Mom [after The Grinch King specifically calls her by her name]: “That one’s Katie”
Hallmark breaks the fourth wall: Katie: “Christmas is my middle name.” You honestly can’t joke about this in Hallmark movies, Katie.
Hallmark realities: Katie just compared prom queen to being an actual king to his face.
“My family has always assisted the crown.” Slavery, that’s what that is. – Sister
Clone bestie Jessica just injured her ankle. We’re in the endgame now.
The king’s adviser enters the room and immediately backs off on seeing our romantic pair at arts and crafts. “This important state business can wait. He’s sewing… something he’s never done before.” – Sister
Clone bestie flirting with the adviser: “Speaking of adventure—” Have you ever been to Trenton?” – Sister
Oh look at that, Katie’s skating the Queen role.
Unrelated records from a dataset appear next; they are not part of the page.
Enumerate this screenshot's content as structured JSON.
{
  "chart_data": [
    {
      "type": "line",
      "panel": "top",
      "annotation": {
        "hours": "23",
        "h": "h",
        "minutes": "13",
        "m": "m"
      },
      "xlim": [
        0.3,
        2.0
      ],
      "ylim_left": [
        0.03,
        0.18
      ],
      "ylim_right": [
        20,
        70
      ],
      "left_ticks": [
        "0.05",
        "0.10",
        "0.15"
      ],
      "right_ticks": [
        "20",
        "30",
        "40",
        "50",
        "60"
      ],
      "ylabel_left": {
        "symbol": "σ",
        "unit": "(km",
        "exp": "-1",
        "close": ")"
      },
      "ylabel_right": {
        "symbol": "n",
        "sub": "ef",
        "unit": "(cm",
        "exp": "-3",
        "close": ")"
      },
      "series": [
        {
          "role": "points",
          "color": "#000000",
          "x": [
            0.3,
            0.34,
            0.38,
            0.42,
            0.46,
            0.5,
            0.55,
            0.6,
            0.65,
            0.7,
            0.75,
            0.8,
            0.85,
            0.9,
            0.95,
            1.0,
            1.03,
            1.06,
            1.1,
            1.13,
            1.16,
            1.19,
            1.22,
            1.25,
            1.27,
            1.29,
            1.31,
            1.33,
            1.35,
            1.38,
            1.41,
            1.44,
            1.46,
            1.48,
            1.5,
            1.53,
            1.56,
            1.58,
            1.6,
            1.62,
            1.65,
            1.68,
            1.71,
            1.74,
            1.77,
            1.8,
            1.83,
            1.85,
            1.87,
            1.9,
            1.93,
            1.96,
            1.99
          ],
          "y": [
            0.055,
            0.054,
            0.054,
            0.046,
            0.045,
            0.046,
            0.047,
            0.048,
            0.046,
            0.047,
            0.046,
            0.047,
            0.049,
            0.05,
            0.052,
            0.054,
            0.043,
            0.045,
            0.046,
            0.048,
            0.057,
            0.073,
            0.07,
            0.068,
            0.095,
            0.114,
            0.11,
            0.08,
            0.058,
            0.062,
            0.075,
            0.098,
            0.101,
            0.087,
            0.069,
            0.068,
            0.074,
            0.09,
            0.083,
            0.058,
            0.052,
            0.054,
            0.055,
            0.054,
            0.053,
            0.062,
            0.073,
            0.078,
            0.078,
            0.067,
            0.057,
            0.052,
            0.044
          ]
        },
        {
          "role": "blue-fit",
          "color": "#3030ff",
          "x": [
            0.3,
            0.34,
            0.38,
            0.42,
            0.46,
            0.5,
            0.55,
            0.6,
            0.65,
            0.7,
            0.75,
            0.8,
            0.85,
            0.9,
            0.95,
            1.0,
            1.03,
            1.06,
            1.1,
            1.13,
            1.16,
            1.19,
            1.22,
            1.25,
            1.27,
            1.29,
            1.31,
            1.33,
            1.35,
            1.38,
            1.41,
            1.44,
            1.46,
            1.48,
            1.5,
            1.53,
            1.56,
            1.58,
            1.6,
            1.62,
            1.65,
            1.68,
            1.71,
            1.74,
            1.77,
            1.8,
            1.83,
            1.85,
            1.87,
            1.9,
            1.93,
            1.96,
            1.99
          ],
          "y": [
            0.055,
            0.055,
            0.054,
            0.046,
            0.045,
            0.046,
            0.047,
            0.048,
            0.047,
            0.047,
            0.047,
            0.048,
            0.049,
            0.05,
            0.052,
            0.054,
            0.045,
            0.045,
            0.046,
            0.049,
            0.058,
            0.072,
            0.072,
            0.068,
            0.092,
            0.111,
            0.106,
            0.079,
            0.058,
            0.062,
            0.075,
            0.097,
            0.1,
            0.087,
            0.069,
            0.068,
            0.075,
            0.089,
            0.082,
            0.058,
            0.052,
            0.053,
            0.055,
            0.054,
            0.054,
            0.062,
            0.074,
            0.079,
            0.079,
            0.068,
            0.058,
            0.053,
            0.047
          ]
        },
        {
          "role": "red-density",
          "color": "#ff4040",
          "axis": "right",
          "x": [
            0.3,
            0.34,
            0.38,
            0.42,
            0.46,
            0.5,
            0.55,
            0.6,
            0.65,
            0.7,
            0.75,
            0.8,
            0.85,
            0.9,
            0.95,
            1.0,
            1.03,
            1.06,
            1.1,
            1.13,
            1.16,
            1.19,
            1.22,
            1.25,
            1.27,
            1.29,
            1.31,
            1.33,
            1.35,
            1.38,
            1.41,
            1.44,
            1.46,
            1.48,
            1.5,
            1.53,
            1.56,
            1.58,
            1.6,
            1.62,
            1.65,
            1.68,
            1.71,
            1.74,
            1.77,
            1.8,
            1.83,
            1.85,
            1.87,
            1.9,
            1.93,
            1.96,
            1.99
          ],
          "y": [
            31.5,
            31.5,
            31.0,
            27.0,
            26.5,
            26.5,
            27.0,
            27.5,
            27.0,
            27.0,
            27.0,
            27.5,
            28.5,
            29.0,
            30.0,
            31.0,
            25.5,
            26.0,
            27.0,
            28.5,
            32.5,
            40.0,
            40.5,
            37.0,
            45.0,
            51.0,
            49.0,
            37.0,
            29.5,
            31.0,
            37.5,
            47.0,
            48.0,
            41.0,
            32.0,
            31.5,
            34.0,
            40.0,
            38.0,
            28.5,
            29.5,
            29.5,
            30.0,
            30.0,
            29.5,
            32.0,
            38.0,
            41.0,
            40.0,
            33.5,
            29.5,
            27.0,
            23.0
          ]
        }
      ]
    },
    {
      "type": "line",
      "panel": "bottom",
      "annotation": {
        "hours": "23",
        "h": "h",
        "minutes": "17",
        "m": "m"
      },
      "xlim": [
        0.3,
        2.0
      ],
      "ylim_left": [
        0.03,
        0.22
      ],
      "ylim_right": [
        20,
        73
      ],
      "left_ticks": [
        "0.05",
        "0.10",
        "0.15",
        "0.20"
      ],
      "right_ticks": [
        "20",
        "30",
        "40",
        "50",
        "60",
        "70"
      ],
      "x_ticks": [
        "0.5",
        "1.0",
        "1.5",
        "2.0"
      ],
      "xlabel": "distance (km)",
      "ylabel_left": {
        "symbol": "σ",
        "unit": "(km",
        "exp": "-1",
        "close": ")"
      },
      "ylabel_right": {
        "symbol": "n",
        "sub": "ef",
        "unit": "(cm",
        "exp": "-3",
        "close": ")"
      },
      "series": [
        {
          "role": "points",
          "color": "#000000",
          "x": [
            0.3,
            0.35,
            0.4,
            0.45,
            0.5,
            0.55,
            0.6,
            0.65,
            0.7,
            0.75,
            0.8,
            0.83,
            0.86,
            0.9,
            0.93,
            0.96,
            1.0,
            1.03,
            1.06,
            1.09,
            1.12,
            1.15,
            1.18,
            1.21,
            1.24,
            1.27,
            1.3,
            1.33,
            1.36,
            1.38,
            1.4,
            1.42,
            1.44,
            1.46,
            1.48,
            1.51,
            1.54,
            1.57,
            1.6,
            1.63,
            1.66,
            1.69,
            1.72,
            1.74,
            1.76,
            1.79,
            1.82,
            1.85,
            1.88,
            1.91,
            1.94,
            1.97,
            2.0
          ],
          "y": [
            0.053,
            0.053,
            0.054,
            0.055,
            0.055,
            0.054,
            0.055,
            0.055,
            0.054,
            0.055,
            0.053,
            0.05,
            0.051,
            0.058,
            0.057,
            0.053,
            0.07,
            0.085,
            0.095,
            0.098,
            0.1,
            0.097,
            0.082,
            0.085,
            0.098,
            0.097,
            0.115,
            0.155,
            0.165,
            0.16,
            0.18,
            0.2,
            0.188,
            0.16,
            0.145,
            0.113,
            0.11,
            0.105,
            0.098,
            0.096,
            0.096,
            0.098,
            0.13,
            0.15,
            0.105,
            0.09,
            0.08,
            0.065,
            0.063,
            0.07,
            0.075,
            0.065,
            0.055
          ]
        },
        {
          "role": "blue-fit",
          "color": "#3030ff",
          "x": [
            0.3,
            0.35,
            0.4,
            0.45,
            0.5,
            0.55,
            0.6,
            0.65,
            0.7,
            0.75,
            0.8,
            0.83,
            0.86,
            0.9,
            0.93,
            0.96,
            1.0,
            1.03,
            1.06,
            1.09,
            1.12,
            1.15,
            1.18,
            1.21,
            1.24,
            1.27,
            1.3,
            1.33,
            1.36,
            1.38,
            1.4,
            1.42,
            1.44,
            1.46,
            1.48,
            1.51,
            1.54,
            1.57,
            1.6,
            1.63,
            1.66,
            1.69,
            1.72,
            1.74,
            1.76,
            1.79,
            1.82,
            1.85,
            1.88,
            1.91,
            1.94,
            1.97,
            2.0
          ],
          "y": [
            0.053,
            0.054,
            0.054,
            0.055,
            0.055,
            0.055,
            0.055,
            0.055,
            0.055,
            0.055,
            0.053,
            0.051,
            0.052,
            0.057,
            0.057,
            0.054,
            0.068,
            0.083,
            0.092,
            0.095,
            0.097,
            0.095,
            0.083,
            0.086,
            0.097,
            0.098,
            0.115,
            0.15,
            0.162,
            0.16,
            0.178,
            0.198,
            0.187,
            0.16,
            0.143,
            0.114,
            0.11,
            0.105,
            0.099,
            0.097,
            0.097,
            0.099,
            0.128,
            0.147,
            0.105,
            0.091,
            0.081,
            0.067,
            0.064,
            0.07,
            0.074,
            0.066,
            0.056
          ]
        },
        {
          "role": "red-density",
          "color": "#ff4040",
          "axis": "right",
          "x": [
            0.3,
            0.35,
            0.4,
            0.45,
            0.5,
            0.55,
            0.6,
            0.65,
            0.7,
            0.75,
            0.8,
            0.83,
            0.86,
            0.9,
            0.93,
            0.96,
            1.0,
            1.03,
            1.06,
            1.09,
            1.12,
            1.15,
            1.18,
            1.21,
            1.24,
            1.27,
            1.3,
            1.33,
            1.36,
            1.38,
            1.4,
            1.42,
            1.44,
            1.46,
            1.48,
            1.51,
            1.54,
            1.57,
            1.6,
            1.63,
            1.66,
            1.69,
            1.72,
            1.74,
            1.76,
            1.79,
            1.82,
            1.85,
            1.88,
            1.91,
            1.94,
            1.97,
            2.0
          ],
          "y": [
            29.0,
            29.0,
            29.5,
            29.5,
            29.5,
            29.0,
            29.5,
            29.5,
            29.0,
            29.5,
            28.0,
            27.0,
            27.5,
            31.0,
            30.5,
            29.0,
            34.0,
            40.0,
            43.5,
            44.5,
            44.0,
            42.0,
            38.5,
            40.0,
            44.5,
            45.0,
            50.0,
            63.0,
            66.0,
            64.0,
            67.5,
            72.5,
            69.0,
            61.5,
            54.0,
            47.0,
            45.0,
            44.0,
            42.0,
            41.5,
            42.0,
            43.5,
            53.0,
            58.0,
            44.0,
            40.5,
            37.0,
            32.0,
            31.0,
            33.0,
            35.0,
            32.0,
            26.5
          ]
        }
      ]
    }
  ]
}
They continuously cut away from anyone actually getting on the ice. I don’t think anyone knows how to skate – M
Hallmark Reality Check: On the handmade Grinch King stockings for the staff: Those are a little close to the fire. – Mom
Hallmark missed opportunity: “What if you didn’t have to lose anyone?” our king asks obviously proffering immortality which would be a fantastic plot twist.
“Do you date?” “Not since Kristina’s mother died.” That implies he was dating when his wife was…alive?” – M
Mom just shushed M for talking while the characters are talking.
M: “Are you afraid you’re going to lose the plot?”
Hallmark jumps the shark: Now there’s a mythical Christmas star that guides them all. The Sen Senova star. I feel like there was something like this in The Lion King too. – Sister
Hallmark Hallmark: There’s a copious amount of contemplative tree staring in this movie.
Hallmark Reality Check: An anxious clone bestie to Katie about the ice rink she just flew to Trenton to purchase: “What if you don’t like it?” It’s an ice rink. Can’t she just facetime the ice rink to her? – Sister
Hallmark Hallmark: There’s a lot of dead moms. – Sister
The Grinch King to his kid: “Tina Bear you do know I can skate.” Literally no one knew he could do that.
Katie makes her entrance back to the rink and approaches the princess: “You’re out kid – M
I think we can all agree that they missed a real opportunity with the title here. They were so close with Grinch King. Why Hallmark, WHY.